Die Crosslauf-WM ist zweifellos eines der Höhepunkte im Leben eines Läufers. Ein Großteil der Weltelite baut im Winter auf den Crosslauf, vor allem die starken Afrikaner. Dafür steht das Beispiel von Geoffrey Kamworor aus Kenia. Der zweifache Cross-Weltmeister ist auch dreifacher Weltmeister im Halbmarathon und New York Marathon-Sieger. Auch 10 000 m-Weltmeisterin Linet Masai aus Kenia, Marathon-Weltrekordhalterin Paula Radcliffe oder Äthiopiens dreifache Olympiasiegerin und neunfache Weltmeisterin Tirunesh Dibaba legten den Grundstein für ihre Erfolge im Cross.

Welchen Stellenwert auf nationaler Ebene die Nominierung von Elena Burkard hat, zeigt auch der Blick in die Geschichtsbücher. Der letzte Start einer deutschen Läuferin bei einer Cross-WM liegt auf den Tag genau elf Jahre zurück. Am 30. März 2008 war es Susanne Ritter, die damals einen hervorragenden 33. Platz belegte. Burkards Nominierung zur Cross-WM ist auch ein Stückchen weit Tradition für den TV Dornstetten. Die ersten beiden Athleten auf internationalem Niveau in Reihen des Vereins waren Katrin Engelen und Frank Bruder. Engelen war 1994 und 1995 bei zwei Cross-Weltmeisterschaften im Rennen der U20 für Deutschland am Start und kam jeweils als beste Deutsche ins Ziel. Frank Bruder lief im Jahr 2000 im portugiesischen Vilamoura für Deutschland. Bezeichnenderweise feierten sowohl Engelen als auch Bruder ihre größten Erfolge über die 3 000 m-Hindernis-Strecke.

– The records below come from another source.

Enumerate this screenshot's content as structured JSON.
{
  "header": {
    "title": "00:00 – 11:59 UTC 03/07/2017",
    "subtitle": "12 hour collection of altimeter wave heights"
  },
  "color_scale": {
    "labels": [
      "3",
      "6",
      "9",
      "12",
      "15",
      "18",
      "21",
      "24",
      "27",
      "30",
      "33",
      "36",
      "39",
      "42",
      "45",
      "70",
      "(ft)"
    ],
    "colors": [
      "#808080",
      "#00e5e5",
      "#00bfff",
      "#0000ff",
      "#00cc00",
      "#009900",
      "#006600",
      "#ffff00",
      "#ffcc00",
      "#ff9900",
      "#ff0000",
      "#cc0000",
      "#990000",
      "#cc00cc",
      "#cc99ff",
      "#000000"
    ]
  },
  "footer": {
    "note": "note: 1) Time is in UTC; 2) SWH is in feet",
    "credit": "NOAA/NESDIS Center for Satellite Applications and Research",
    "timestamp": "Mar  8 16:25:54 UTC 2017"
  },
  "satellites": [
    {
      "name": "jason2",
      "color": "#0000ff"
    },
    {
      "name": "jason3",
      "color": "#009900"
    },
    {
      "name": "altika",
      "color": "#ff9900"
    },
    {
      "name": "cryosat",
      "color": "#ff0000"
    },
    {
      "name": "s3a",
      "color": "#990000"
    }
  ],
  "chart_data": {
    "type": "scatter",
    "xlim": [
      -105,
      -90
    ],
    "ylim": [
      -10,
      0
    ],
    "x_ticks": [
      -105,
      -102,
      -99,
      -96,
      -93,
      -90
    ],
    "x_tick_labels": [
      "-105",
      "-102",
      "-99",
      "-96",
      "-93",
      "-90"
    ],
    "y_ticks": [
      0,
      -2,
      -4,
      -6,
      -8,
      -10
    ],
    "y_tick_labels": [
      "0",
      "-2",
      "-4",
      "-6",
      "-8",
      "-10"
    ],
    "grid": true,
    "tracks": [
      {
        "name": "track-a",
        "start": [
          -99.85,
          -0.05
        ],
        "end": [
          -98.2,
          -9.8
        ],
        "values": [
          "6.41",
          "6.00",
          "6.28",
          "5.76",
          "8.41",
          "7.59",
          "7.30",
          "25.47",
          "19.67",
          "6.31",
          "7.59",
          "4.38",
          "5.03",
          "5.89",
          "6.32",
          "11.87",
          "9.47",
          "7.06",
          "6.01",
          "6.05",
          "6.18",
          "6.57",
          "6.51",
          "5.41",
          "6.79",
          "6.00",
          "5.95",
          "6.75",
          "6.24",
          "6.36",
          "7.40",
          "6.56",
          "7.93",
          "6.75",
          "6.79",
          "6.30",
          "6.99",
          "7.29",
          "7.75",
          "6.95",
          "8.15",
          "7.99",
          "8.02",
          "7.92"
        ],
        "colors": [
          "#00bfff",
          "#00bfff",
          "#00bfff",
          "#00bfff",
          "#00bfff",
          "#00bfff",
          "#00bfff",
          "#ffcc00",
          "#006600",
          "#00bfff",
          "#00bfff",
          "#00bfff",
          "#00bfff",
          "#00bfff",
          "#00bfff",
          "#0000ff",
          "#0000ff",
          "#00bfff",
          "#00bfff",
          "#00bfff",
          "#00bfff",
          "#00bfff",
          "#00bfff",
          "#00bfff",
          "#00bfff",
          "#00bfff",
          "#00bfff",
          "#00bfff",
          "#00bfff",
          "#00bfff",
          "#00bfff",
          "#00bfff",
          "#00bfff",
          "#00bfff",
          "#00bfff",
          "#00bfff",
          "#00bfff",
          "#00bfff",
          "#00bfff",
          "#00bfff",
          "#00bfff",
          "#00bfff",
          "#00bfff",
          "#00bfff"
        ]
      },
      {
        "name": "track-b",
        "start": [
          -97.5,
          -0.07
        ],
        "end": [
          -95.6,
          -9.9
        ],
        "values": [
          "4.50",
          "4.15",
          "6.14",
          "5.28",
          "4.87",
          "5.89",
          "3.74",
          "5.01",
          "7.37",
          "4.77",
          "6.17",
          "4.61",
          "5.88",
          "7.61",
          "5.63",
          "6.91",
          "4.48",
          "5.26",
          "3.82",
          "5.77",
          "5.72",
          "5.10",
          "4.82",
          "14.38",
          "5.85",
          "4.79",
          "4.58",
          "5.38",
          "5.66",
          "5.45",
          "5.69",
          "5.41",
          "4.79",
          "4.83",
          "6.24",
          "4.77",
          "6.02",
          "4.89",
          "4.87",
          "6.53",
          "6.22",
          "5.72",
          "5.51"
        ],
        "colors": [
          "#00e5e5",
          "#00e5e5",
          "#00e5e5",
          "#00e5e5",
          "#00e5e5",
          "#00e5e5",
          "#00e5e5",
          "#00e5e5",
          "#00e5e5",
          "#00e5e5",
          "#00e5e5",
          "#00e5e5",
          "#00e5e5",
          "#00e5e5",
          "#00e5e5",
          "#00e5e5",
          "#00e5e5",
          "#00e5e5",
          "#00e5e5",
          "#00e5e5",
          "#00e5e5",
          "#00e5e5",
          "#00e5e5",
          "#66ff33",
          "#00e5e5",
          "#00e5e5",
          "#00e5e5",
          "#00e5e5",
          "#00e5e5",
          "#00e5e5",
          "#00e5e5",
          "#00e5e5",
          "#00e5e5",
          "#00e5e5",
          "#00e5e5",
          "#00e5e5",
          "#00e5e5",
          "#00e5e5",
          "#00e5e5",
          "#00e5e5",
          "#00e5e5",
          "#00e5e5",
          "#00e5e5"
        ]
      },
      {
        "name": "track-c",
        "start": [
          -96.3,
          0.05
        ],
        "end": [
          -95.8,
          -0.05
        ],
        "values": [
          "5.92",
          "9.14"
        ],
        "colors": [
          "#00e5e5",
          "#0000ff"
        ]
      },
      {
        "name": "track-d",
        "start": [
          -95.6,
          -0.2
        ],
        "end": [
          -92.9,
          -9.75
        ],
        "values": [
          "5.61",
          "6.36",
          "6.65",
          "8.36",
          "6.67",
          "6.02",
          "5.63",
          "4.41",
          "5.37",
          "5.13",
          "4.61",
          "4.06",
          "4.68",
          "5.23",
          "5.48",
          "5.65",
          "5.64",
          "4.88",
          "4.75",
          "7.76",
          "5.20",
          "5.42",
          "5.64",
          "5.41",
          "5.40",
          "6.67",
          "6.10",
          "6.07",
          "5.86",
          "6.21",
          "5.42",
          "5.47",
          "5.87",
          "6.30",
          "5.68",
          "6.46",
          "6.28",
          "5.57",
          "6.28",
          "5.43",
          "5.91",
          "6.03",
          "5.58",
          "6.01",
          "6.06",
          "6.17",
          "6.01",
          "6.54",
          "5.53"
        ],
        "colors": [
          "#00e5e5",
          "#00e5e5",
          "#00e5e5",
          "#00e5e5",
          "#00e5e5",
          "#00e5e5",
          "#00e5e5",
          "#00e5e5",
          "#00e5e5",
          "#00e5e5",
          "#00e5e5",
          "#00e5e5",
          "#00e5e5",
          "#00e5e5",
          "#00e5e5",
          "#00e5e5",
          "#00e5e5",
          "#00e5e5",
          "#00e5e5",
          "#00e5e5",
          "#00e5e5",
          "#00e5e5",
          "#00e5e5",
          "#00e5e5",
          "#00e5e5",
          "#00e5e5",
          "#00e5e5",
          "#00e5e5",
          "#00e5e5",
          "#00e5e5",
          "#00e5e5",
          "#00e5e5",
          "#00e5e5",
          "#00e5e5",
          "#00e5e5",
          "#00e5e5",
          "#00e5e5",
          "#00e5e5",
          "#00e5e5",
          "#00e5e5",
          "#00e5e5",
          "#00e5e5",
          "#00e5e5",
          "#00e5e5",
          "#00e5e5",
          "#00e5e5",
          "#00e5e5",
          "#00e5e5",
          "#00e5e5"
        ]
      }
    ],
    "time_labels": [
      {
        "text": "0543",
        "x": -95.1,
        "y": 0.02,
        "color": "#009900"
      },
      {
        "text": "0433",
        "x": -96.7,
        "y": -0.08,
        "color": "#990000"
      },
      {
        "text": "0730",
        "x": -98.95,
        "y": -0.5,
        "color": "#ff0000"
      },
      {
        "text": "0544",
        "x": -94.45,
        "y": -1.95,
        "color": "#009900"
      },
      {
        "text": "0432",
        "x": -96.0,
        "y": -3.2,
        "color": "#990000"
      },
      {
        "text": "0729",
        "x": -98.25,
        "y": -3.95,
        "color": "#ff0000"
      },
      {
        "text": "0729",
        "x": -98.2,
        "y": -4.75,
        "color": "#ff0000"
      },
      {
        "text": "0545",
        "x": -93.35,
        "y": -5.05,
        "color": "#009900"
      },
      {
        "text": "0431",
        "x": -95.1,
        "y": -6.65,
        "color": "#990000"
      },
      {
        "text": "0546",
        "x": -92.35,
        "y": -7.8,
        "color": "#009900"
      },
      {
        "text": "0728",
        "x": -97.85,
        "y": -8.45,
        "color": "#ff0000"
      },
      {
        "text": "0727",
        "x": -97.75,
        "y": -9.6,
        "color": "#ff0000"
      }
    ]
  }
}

Für Elena Burkard selbst geht mit ihrer Nominierung ein sportlicher Lebenstraum in Erfüllung: "In Aarhus gegen die versammelte Weltelite aller Kontinente und gegen die Superstars aus Kenia und Äthiopien zu laufen ist ein Traum, den ich schon lange träume. Mein Bundestrainer Werner Klein hatte mir und meinem Trainer Jack Müller zwar schon Anfang Februar signalisiert, dass sie mich nominieren, um unser Training dementsprechend steuern zu können. Aber erst als die schriftliche Nominierung per Post bei mir im Briefkasten war, konnte ich es so richtig glauben".

In Aarhus wird die Sportlerin der LG farbtex Nordschwarzwald jetzt unter anderem auf Hellen Obiri, Weltmeisterin 2017 über 5000 m sowie Silbermedaillen-Gewinnerin der Olympischen Spiele in Rio 2016 und die 3000m-Hindernis-Weltrekordlerin Beatrice Chepkoech treffen.

Wiedersehen mit früherer Uni-Läuferin

Über eine weitere Starterin in Aarhus aber freut sich Elena Burkard besonders. Während ihres US-Stadiums in San Francisco startete auch die Französin Claire Perraux für ihr Uniteam. Perraux holte sich am Sonntag den französischen Cross-Titel und wird bei der Cross-WM für die französische Nationalmannschaft an den Start gehen.